Isaiah
I EASE MY CAR TO the curb, and Rachel dashes out of school like a robber running out of a convenience store, her blond hair trailing behind her in the wind. I chuckle and reach over to open the passenger side. She falls into the car with her cheeks red from the cold. “Let’s go!”
Weaving her hand in mine, I kiss her knuckles and place her palm over the stick shift with my hand securely covering hers. I step on the clutch and apply pressure to her hand so that she’ll shift into First. “You’re letting me drive your car?” she asks.
“Shift,” I correct. “But I’ve never let a girl shift my car before. Feel honored.”
“I do.” Rachel leans over and kisses my cheek. The sweet scent of jasmine and the ocean washes over me. On the open road, the rpms build, and like a perfectly synced machine, I step on the clutch right as Rachel shifts to Second.
The excitement is hard to contain, but it’s weird. I’ve never been eager to share news with anyone, and I want her to be excited along with me. The engine begins to strain, and in effortless coordination, she shifts to Third while I press the clutch.
A stirring in my heart overcomes the excitement for a second. Rachel is perfect for me. She never needs words because she understands my rhythm.
“I passed the ASE certification test,” I say, as if I’m telling her it’s Thursday.
Rachel doesn’t disappoint as she gasps. “Oh, Isaiah! That is amazing. No, fantastic. No...the best news ever. I knew you’d pass. We have to do something to celebrate! What, though? I don’t know. What do you want to do? Whatever it is, it has to be special.”
Out of the corner of my eye, I glance at her. “I’m doing it.”
A grimace stains her face. “What? Driving? You always drive.”
How can she not see it? “I’m spending time with you.”
Silence. Except for the purring of my engine. The floorboard barely vibrates beneath me, and I wonder if she also notices the sensation. I scratch the thought. I don’t have to wonder.
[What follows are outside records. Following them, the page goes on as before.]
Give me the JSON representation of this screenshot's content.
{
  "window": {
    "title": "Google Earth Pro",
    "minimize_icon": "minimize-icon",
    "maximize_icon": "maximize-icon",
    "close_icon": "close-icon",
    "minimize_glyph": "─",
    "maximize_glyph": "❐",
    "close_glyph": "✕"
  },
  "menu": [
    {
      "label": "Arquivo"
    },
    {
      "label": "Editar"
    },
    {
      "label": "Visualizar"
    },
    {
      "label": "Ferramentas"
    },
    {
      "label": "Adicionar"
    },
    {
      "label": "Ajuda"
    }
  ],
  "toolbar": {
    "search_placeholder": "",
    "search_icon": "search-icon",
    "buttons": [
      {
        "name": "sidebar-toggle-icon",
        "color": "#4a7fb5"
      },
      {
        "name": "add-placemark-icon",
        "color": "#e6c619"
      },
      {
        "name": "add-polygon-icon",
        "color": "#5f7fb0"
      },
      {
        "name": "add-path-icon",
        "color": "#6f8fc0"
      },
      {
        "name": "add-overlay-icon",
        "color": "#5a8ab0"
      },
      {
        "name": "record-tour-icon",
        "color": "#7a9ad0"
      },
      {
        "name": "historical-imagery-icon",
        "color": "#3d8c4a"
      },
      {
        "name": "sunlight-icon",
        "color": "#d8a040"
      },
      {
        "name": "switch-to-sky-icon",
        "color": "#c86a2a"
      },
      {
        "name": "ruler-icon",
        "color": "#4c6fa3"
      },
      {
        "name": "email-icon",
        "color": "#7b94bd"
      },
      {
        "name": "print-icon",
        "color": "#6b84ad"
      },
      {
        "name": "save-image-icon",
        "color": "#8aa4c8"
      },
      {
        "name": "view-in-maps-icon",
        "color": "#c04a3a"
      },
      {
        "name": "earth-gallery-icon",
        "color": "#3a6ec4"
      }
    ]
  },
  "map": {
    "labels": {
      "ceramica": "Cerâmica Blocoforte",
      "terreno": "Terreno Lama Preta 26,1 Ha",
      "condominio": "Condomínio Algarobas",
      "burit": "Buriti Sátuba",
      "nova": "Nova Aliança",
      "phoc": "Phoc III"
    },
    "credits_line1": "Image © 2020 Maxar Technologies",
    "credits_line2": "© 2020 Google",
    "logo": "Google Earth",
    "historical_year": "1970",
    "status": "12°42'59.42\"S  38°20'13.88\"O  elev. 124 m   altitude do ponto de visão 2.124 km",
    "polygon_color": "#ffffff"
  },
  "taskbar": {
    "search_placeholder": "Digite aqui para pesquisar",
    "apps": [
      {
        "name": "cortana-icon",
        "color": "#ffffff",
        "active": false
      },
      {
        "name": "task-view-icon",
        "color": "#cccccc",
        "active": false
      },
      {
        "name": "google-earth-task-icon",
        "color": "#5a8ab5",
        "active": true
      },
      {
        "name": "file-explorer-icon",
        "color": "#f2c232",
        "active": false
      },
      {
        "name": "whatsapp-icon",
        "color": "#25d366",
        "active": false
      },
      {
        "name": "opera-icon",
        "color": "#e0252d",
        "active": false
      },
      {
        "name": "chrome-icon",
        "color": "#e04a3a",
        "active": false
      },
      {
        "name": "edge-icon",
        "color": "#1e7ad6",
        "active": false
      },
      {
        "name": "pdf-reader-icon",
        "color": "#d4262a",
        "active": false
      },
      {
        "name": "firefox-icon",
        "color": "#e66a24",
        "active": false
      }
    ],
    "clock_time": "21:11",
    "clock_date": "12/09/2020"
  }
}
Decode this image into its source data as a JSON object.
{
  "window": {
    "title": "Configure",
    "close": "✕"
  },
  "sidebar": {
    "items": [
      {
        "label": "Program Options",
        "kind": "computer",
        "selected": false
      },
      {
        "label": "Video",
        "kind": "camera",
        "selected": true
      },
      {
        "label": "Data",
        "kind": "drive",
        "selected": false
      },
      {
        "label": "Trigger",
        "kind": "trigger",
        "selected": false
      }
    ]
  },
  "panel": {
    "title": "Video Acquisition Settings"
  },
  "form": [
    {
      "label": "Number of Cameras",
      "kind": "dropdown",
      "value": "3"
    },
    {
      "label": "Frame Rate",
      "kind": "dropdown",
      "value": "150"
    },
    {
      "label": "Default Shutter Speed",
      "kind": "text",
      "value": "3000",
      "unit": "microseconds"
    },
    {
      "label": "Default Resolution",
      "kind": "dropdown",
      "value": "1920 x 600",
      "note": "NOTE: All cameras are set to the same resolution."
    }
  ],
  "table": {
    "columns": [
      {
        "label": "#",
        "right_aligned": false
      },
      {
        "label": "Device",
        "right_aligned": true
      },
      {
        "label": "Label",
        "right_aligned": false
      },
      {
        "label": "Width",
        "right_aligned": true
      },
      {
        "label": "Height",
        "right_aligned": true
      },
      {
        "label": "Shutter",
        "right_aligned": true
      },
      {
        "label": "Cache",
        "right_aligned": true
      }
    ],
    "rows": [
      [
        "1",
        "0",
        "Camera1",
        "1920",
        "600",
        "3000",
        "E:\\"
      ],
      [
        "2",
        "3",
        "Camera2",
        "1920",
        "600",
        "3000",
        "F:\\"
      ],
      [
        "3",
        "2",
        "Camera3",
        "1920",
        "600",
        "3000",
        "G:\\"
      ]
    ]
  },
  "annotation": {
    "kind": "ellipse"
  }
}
Someone like her relishes the feel of a car’s every movement—just like me.
“I’m proud of you,” she says as simply as when I announced that I passed. My chest hurts as if she punched through a wall. Taking her hand off the stick shift, I kiss her knuckles again and keep her fingers pressed against my face until I have to place her hand back so she can shift down.
These feelings inside of me, I don’t understand them, but I do understand Rachel and I know she understands me. I want her in my life in a way no one else has ever been. When I can talk without my voice breaking, I say to her, “I’d like you to come somewhere with me. It’s not special, but I’d like you there.”